Mi primer hijo, de 28 meses, alrededor de los tres meses después del nacimiento de su hermanita, que ahora es un bebé de 9 meses, empezó a estar muy nervioso, siempre agitado, también de noche, y sobre todo empezó a tartamudear. El tema es que este defecto se agrava cuando vive una situación de estrés emocional, celos o reprimenda, ¡y parece que no mejora! ¿Puedo darle algún tratamiento, aunque sea leve? ¿Qué actitud debo tener? ¿Cómo puedo ayudarlo? P.D.: Quería añadir que, en las últimas semanas, aunque sea después de una pequeña reprimenda, dice que tiene “pupa” en la barriga, y también que va a la guardería. Gracias, cordiales saludos.

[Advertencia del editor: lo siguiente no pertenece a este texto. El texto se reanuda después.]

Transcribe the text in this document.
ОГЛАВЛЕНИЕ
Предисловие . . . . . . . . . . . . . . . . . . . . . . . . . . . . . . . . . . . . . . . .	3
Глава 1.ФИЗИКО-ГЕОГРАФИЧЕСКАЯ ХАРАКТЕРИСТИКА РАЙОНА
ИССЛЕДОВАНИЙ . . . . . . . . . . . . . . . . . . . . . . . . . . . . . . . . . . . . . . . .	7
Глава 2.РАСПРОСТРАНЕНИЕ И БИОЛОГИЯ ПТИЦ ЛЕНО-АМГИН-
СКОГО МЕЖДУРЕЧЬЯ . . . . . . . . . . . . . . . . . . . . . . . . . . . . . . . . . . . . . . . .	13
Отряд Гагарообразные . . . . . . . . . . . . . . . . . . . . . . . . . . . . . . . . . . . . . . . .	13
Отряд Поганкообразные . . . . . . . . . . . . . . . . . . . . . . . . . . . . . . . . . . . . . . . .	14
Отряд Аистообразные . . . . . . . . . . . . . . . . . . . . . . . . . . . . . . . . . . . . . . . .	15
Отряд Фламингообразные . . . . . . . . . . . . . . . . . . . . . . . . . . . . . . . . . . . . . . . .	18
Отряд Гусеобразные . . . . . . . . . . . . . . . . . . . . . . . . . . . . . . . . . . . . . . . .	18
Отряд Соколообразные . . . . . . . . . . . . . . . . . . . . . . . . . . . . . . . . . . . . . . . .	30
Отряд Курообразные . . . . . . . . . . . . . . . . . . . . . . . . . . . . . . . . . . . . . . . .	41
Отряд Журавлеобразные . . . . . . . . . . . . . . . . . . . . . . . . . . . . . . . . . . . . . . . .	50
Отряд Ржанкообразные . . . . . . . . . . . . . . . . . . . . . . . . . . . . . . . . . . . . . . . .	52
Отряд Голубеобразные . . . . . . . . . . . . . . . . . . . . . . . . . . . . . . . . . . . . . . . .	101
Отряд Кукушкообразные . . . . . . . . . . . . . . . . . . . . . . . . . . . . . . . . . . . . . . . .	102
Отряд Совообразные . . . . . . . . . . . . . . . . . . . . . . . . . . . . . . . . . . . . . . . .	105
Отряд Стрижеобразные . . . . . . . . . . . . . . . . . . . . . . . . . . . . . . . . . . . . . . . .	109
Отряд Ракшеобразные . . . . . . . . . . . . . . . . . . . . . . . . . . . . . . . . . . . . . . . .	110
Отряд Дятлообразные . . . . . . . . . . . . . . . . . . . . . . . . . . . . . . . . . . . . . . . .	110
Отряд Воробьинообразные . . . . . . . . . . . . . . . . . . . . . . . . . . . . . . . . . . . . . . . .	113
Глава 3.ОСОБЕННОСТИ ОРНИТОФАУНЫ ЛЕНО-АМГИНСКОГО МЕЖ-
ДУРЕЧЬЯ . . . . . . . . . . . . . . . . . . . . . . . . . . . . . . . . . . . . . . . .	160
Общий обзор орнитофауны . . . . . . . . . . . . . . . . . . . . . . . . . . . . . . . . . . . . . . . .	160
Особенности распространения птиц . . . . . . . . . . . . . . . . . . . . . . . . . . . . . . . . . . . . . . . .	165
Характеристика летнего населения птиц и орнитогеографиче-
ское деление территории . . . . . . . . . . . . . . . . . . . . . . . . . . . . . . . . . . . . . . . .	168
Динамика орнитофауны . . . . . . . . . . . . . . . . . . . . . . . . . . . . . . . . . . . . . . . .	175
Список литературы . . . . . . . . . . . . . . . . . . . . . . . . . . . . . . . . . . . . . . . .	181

Respuesta de Dr. Leo Venturelli

La mejor actitud consiste en esperar pacientemente a que la situación se asiente sin fármacos, pero, también, y sobre todo, sin intervenciones agresivas (por ejemplo, regañarlo o castigarlo) o exageradas atenciones: es decir, cuanto menos haga, mejor es para volver a la normalidad. No muestre su preocupación por su tartamudez, haga como si nada. Incluso la “pupa” de la barriguita podría ser un modo de llamar la atención. Si no hay vómitos ni diarrea, y si parece sólo una modalidad de molestia psicológica, bastará con un mimo, un beso en la barriguita, y se le pasará todo.